Magnetic Susceptibility of the Kagome Antiferromagnet ZnCu3(OH)6Cl2

TL;DR

This paper investigates the magnetic susceptibility of ZnCu3(OH)6Cl2 using theoretical models and experimental data, highlighting the effects of Dzyaloshinsky-Moriya interactions and impurity spins on the Kagome lattice antiferromagnet.

Contribution

It provides a detailed analysis of the susceptibility data with theoretical calculations, emphasizing the role of DM interactions and impurity effects in the Kagome antiferromagnet.

Findings

High-temperature susceptibility matches the pure Heisenberg model with J=170 K.

Susceptibility upturn at 75 K attributed to DM interactions.
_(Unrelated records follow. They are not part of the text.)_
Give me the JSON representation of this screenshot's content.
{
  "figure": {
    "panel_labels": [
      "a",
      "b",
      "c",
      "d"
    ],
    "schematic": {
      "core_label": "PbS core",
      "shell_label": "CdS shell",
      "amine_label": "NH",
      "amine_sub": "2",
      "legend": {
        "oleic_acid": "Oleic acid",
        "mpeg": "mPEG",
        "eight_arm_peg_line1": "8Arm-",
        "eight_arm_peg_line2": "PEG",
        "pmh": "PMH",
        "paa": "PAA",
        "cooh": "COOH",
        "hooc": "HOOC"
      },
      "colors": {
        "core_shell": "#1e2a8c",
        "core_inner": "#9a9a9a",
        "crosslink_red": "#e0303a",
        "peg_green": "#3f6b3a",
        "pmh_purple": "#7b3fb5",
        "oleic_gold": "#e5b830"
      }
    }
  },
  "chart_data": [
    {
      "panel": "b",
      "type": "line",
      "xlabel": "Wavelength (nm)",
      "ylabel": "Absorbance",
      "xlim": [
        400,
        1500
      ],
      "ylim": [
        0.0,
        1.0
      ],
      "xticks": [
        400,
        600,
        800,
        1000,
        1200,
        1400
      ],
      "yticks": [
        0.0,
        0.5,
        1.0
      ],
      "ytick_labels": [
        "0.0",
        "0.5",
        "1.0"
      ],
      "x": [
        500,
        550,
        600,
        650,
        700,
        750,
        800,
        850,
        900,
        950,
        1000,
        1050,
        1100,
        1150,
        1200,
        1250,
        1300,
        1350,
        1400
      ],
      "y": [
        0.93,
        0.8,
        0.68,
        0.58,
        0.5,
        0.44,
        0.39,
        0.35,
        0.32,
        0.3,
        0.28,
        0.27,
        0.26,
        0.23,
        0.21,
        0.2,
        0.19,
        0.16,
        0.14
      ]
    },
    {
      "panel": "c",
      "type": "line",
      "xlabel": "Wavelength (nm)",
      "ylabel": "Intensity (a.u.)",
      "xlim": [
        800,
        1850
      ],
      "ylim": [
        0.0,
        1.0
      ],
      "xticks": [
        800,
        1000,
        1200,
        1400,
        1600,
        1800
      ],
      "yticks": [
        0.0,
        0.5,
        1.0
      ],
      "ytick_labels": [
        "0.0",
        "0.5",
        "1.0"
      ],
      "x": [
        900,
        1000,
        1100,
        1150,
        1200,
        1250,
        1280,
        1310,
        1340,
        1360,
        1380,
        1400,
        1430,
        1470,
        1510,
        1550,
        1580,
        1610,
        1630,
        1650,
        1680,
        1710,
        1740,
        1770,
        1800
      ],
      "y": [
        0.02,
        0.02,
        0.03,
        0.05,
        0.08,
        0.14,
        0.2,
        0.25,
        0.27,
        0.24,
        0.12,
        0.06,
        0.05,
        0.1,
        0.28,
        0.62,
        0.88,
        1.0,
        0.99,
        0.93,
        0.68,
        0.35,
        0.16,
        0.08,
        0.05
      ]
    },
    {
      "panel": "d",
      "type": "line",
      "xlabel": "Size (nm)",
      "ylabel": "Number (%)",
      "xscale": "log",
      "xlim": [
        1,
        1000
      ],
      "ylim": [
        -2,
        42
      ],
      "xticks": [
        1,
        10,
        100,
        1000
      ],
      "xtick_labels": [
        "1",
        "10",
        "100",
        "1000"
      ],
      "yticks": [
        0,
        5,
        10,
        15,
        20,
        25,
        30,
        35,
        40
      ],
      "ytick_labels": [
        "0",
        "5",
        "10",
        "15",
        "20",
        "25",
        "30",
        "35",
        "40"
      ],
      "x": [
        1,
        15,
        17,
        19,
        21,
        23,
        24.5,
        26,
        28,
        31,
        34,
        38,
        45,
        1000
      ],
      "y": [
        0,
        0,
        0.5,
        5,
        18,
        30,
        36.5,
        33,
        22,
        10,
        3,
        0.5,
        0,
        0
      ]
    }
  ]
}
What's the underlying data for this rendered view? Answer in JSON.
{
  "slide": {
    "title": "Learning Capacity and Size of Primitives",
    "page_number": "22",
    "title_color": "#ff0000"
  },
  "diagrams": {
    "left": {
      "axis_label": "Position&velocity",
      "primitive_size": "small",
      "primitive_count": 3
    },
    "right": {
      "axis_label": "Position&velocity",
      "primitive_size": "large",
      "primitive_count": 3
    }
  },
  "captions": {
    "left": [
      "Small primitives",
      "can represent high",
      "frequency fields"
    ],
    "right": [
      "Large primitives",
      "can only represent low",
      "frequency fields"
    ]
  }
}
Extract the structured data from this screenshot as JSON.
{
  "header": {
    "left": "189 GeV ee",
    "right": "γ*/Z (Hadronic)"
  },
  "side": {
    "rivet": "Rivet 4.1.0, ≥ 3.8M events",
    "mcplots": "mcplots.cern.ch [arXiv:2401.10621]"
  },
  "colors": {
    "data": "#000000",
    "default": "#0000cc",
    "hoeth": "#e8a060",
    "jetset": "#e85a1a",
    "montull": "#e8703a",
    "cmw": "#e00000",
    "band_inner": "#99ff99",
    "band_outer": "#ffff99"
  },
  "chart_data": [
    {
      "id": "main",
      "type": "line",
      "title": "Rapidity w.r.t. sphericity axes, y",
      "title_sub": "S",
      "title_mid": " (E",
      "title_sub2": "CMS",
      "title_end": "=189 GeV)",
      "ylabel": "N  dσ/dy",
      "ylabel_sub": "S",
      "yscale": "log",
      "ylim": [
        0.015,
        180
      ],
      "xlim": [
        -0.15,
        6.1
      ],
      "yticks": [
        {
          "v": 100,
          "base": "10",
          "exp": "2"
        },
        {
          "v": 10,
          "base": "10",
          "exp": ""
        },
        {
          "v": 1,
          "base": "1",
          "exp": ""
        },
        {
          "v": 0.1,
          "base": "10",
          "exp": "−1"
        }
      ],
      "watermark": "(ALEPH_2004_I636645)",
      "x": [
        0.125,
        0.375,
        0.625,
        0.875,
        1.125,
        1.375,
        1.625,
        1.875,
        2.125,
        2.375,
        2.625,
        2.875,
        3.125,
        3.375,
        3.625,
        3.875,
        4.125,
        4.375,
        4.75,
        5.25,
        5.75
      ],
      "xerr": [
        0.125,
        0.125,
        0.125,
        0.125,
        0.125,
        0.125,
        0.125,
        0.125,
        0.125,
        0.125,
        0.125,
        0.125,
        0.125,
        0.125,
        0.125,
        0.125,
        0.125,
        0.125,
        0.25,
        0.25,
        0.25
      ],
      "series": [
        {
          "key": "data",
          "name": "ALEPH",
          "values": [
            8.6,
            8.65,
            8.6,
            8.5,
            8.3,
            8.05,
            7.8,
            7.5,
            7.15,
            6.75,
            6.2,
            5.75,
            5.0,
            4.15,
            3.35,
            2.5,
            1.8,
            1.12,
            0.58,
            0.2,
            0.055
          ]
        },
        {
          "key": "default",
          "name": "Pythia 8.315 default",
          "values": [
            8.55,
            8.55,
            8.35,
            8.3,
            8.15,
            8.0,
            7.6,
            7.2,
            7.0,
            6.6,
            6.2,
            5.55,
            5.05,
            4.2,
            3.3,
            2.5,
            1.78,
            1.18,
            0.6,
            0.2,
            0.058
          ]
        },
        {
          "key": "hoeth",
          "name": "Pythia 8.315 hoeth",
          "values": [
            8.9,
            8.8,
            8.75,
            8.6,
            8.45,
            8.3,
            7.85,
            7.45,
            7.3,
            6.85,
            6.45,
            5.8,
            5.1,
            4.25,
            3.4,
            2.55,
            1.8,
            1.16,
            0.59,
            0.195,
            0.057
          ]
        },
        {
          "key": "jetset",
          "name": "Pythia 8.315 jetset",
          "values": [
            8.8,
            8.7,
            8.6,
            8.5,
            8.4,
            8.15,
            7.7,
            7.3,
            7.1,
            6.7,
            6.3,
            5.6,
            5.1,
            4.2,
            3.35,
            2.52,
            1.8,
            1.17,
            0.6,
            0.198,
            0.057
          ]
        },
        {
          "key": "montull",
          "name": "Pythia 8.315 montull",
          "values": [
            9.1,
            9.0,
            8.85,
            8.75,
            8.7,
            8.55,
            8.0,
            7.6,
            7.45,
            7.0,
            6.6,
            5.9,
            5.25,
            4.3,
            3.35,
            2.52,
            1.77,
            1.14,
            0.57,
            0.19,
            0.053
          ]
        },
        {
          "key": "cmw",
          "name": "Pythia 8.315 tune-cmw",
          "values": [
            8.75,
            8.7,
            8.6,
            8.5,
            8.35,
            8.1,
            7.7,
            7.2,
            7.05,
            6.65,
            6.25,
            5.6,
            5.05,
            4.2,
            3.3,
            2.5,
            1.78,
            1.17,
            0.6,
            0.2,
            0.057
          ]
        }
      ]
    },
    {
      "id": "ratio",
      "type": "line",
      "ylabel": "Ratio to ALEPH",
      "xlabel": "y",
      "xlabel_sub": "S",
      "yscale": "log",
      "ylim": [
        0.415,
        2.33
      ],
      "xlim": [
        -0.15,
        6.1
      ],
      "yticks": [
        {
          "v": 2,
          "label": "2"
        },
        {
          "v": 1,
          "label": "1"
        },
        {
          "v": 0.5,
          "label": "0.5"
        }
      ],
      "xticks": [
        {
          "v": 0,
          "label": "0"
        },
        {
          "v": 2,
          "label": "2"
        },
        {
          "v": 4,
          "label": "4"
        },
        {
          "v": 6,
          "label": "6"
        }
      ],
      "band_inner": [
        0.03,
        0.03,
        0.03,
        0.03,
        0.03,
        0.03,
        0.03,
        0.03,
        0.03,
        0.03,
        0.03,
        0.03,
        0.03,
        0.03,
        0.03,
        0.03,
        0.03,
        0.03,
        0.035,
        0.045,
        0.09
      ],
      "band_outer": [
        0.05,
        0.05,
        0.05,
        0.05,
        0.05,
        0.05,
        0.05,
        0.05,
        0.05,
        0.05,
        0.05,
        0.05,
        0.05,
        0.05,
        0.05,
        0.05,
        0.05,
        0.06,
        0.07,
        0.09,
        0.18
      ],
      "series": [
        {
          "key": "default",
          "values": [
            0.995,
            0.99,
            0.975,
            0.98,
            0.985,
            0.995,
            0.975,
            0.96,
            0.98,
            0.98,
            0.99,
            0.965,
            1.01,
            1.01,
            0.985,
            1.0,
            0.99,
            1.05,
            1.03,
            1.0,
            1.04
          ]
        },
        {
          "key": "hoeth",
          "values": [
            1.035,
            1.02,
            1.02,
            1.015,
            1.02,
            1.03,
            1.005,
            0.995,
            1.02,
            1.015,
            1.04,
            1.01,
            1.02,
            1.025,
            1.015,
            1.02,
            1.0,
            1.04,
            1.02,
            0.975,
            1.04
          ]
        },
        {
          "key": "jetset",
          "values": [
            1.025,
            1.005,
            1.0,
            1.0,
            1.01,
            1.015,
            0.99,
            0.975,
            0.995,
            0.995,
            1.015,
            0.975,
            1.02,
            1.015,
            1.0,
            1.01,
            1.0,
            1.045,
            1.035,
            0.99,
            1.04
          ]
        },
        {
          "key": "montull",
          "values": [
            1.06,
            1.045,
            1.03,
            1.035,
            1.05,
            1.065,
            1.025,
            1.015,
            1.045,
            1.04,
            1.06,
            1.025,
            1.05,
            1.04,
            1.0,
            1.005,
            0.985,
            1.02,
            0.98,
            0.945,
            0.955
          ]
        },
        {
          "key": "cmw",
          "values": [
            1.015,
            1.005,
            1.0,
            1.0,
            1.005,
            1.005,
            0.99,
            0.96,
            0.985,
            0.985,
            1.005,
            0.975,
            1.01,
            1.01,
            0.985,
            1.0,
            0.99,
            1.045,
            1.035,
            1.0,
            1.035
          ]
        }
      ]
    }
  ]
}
Intermediate temperature susceptibility follows a power law T^{-0.25}.

Abstract

We analyze the experimental data for the magnetic susceptibility of the material ZnCu3(OH)6Cl2 in terms of the Kagome Lattice Heisenberg model (KLHM), discussing possible role of impurity spins, dilution, exchange anisotropy, and both out-of-plane and in-plane Dzyaloshinsky-Moriya (DM) anisotropies, with explicit theoretical calculations using the Numerical Linked Cluster (NLC) method and exact diagonalization (ED). The high-temperature experimental data are well described by the pure Heisenberg model with J=170 K. We show that the sudden upturn in the susceptibility around T=75 K is due to DM interactions. We also observe that at intermediate temperatures, below T=J, our calculated susceptibility for KLHM fits well with a power law T^{-0.25}.